Com base nas informações expostas até aqui, pode-se concluir que o consumo adequado de carboidratos (7-10g/kg/dia) aumenta o conteúdo de glicogênio muscular e hepático levando a uma melhora da performance e aumento do tempo em esforço até a exaustão. 

Até o momento, a ingestão de bebidas contendo concentrações de carboidratos maiores do que 2,5% e menores ou iguais a 10% não irão comprometer a reposição de fluidos corporais. Dentro dessa idéia, bebidas com concentração maior de carboidrato (10%) podem fornecer vantagens adicionais  durante o exercício prolongado.

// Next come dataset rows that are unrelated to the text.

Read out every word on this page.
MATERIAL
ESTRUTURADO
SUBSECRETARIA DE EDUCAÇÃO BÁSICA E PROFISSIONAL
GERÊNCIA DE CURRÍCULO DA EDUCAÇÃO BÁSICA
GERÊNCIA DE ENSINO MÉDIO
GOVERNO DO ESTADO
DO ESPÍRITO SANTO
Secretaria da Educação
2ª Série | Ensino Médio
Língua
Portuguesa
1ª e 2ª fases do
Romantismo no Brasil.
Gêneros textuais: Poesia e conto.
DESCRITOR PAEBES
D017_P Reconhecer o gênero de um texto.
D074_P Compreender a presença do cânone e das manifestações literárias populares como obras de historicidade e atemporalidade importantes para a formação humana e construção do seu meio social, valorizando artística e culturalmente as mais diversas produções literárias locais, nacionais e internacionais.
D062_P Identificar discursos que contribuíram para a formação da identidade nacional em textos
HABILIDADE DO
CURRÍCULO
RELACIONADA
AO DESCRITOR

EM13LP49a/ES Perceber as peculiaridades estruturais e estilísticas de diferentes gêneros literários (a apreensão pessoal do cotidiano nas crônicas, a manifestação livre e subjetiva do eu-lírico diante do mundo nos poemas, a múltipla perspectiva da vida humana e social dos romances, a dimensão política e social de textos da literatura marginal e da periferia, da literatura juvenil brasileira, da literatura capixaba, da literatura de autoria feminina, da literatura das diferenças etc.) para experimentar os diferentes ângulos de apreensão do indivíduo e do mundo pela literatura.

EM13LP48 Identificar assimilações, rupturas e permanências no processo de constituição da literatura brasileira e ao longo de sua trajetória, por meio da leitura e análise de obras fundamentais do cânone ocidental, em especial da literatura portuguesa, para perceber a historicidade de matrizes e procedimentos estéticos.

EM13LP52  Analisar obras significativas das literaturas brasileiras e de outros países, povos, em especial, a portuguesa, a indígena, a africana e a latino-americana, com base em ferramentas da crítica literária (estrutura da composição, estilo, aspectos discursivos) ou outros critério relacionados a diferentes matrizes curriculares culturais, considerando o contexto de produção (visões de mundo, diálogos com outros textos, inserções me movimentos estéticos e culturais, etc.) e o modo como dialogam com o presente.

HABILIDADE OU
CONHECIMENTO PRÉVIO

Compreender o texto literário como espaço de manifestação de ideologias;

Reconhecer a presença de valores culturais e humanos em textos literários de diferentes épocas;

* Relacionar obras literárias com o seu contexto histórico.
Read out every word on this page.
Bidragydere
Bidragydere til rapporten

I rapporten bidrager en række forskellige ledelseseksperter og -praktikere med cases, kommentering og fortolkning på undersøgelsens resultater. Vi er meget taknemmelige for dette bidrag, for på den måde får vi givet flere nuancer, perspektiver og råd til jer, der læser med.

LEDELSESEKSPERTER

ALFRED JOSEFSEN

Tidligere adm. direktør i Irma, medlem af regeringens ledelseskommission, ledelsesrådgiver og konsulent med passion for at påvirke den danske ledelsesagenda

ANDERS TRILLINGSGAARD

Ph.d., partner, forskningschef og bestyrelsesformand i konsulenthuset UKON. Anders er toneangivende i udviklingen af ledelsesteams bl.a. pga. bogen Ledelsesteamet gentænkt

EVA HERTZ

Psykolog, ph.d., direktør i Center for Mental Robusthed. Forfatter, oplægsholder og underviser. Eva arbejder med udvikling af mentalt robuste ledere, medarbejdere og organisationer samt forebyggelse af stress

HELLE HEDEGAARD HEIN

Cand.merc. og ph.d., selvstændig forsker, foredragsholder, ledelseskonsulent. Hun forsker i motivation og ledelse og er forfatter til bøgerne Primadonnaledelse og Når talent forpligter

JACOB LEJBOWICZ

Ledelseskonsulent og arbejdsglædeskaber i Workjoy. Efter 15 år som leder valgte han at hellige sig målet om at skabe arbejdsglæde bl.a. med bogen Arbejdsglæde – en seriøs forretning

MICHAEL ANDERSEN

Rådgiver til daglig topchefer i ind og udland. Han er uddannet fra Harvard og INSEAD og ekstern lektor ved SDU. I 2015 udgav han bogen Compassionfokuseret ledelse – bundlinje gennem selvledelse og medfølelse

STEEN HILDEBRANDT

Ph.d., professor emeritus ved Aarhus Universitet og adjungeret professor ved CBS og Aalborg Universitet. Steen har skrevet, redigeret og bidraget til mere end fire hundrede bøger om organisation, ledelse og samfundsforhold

Recomendações para atletas de endurance:

1-   No geral deve-se consumir 1 a 1,5g de carboidratos/kg de peso corporal/minuto, diluídos para uma concentração de aproximadamente 7-10%;

2-   Nos primeiros 60 a 75 minutos de exercício o atleta deveria ingerir a quantidade de carboidratos por volta de 1g/kg/min, e aumentar para 1,5g/kg/min após esse período;

3-   Imediatamente antes da corrida ou durante o aquecimento deve-se ingerir solução contendo 6 a 8ml/kg/peso corporal de água, contendo aproximadamente 8-10% de carboidratos;

4-   A concentração de carboidratos ingerida durante o exercício pode variar para mais ou para menos dependendo da temperatura e umidade relativa do ar. (Ex: se você for treinar ou competir em dias quentes e úmidos, quando a perda de água pelo suor é maior, a bebida deve estar menos concentrada para que você consiga ingerir um maior volume de líquidos sem aumentar muito a ingestão de carboidratos - doses acima de 1,5g/kg/min. não implicam em maior taxa de absorção e oxidação do substrato, e podem levar a problemas gastrointestinais);.

5-   A ingestão de líquidos com carboidratos deve ser treinada pelo atleta para que este consiga ingerir  o volume necessário sem apresentar  mal estar, ou seja, a bebida deve conter menores concentrações (5-7%), que devera ser aumentada com a melhor adaptação (10%);

6-   Após o exercício a  ressíntese de glicogênio é maior se o carboidrato (CHO) oferecido for rapidamente digerido e absorvido, assim, deve-se priorizar alimentos com índice glicêmico de moderado a alto (ex: espaguete, laranja, pães de cereais integrais, uvas, batata, arroz branco, mel, pão branco);

7-   Deve-se priorizar a ingestão de carboidratos nas primeiras horas após o exercício físico para recuperação mais eficiente dos estoques de glicogênio;

8-   A ingestão de líquidos à base de CHO e eletrólitos, após o exercício, com cerca de 0,9g  a 2g de sódio/l  aumenta a retenção hídrica para 70 a 80%, assim, atletas devem consumir aproximadamente 150% do total de líquidos perdido durante a sessão de treinamento (Ex: se você perdeu 2 kg durante a corrida, deverá, então, ingerir 3 litros no período pós-exercício.)

9-   O aumento da  temperatura corporal durante o exercício causa anorexia temporária, no pós-exercício, prejudicando o processo de reposição de carboidratos na forma sólida. Deve-se ingerir carboidratos na forma líquida (6g/100ml) para reposição adequada dos estoques perdidos.